Writing, for me, has been a hobby I have always been drawn to. Since I could read (perhaps earlier), I wanted to be a novelist. My focus turned more towards screenwriting in high school, and I’ve even successfully completed 50K-words-in-a-month NaNoWriMo challenges twice.

However, my projects have tended to be few and far between. One year I tried building upon the previous year’s NaNoWriMo project – a science fiction novel – trying to shape it into a full draft, but relied too much on an external support group and lost motivation when they fell through.

Before this year’s blogging, drafts of Clouded and my penning a feature film treatment, it would likely have been a year or more since I had last written anything in a creative context, either due to a lack of outlet or motivation. But the aforementioned projects have meant I’ve written somewhat frequently in the last few months, and the result is a degree of self-enlightenment.

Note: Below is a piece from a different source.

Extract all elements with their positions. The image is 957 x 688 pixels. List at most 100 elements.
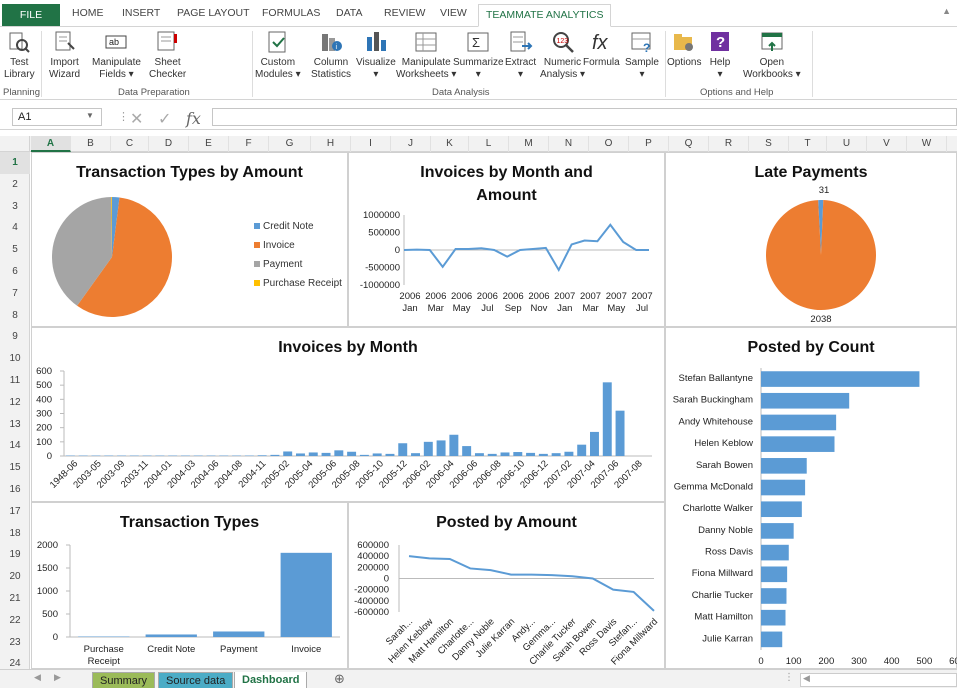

Between the keystrokes something comes forward, and I had failed to realise it until relatively recently. Writing heals me. From the pages life blooms from within my soul, dusts cobwebs from my brain, forms an antidote to the poison within myself. Sluggish thoughts coalesce into sentences and images with a sense of clarity I’d lost touch with.

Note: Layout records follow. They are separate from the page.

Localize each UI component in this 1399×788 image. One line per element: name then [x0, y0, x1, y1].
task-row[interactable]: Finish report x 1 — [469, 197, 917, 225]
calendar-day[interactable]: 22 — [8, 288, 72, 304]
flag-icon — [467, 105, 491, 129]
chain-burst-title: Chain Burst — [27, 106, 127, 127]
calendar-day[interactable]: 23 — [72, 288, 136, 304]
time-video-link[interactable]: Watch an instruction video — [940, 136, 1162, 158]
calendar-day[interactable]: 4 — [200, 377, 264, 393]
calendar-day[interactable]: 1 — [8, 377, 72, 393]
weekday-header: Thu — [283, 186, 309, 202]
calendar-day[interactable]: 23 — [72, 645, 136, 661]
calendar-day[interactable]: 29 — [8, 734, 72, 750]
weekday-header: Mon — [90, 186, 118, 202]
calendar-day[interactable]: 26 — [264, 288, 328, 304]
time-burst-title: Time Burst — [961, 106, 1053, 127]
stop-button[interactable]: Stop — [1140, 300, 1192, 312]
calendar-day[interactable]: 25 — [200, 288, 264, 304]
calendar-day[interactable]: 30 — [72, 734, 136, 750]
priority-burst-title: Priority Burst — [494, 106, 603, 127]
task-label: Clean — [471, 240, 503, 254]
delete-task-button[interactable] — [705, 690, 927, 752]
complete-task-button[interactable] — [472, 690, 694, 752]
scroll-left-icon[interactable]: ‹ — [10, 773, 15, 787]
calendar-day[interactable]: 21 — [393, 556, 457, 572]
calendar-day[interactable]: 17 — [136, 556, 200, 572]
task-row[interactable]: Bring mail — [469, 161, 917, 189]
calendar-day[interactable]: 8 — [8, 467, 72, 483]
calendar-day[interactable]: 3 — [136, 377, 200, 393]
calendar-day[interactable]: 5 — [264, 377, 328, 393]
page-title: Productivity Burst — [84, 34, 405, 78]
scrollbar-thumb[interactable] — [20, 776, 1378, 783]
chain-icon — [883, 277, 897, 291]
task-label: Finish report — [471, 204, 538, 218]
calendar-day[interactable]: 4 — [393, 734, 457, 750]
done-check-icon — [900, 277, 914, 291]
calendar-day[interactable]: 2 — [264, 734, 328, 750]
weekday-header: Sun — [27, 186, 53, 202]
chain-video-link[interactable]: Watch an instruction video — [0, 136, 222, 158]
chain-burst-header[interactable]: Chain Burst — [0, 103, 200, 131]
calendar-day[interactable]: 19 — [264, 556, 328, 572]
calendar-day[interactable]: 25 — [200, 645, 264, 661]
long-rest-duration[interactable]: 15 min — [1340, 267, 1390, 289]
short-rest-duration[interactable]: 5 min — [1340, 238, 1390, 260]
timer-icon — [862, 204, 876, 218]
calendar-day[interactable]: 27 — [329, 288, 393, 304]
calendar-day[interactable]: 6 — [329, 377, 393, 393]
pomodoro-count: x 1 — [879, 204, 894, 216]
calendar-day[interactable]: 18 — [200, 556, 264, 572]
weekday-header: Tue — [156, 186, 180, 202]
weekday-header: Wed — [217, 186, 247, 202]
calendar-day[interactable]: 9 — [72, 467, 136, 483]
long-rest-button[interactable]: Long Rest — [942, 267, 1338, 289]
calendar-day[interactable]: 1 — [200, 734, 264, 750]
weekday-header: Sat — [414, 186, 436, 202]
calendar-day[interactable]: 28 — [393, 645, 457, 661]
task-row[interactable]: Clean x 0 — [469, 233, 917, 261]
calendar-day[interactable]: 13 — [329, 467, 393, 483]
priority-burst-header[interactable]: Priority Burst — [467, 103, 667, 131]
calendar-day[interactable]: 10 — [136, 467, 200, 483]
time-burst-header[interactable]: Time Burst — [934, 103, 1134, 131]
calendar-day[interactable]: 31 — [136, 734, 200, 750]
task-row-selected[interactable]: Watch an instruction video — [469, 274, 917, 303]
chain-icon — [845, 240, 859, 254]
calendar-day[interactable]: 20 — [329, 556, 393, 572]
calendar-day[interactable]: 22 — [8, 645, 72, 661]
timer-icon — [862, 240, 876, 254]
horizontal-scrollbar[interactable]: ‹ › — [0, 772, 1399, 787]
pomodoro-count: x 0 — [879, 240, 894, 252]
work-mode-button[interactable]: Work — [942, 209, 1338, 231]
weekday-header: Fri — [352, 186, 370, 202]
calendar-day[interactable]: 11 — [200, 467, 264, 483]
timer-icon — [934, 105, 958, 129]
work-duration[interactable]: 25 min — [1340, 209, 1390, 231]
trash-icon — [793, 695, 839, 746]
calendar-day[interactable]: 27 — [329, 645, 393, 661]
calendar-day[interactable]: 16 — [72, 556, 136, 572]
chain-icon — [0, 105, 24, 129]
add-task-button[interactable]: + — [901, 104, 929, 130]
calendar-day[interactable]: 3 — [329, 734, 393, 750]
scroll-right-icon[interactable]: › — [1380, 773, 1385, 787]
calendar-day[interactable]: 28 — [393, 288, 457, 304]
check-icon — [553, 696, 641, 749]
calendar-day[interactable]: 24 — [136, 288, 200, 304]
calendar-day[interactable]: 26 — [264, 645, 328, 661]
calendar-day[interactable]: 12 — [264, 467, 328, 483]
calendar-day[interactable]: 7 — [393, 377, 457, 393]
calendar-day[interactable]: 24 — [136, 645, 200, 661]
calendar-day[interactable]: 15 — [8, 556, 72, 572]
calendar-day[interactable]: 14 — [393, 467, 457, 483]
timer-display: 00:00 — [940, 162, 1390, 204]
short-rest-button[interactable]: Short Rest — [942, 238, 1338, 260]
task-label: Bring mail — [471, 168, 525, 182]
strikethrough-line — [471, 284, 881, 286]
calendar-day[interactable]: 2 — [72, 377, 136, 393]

After a long time running scared, it takes a significant investment of courage. After all, depression breeds more of itself. The lack of motivation to start or work on a writing project which would in the process lessen the depression, engenders spiralling. Eventually one has spiralled down to a lack of motivation to leave bed or live life at all. Feelings I’m more than familiar with.

In all I’ve tried to do for myself, what injects a spark of life in me is writing.

I still feel a little sick to my stomach hitting the ‘Publish’ button or sending a script out into the world. I hope each time makes it a fraction easier, because I’ve come to know that doing so is a tiny, temporary victory.

Painfully simplistic a reduction of this lesson would be “just start” – as many times as I’ve heard that over the years, not once has it worked to start any habit. My intention of codifying my feelings about writing, however, is to have written down a basic reminder of what the results of a writing habit can be.

Consequently, I’m setting a goal for myself: to write one page (or equivalent) per day. This may be on a script, an assignment for uni, or one of these blog posts. My intent also is to post here at least thrice per month – not quite weekly, but maybe I’ll warm up to that frequency.

I don’t wish to set myself up to fail, though, for I know I will. It’s a lofty goal, but it’s in service of a lofty aspiration. I want to give myself the grace and latitude to fail this goal some days or months without emotional self-flagellation. At the same time, setting such a goal with little or no accountability may doom it to complete failure.

It’ll be worth monitoring, that’s for certain, and if I require more accountability, I’ll have to work something out. At this stage, though, I’m happy enough to set out and see how well I do.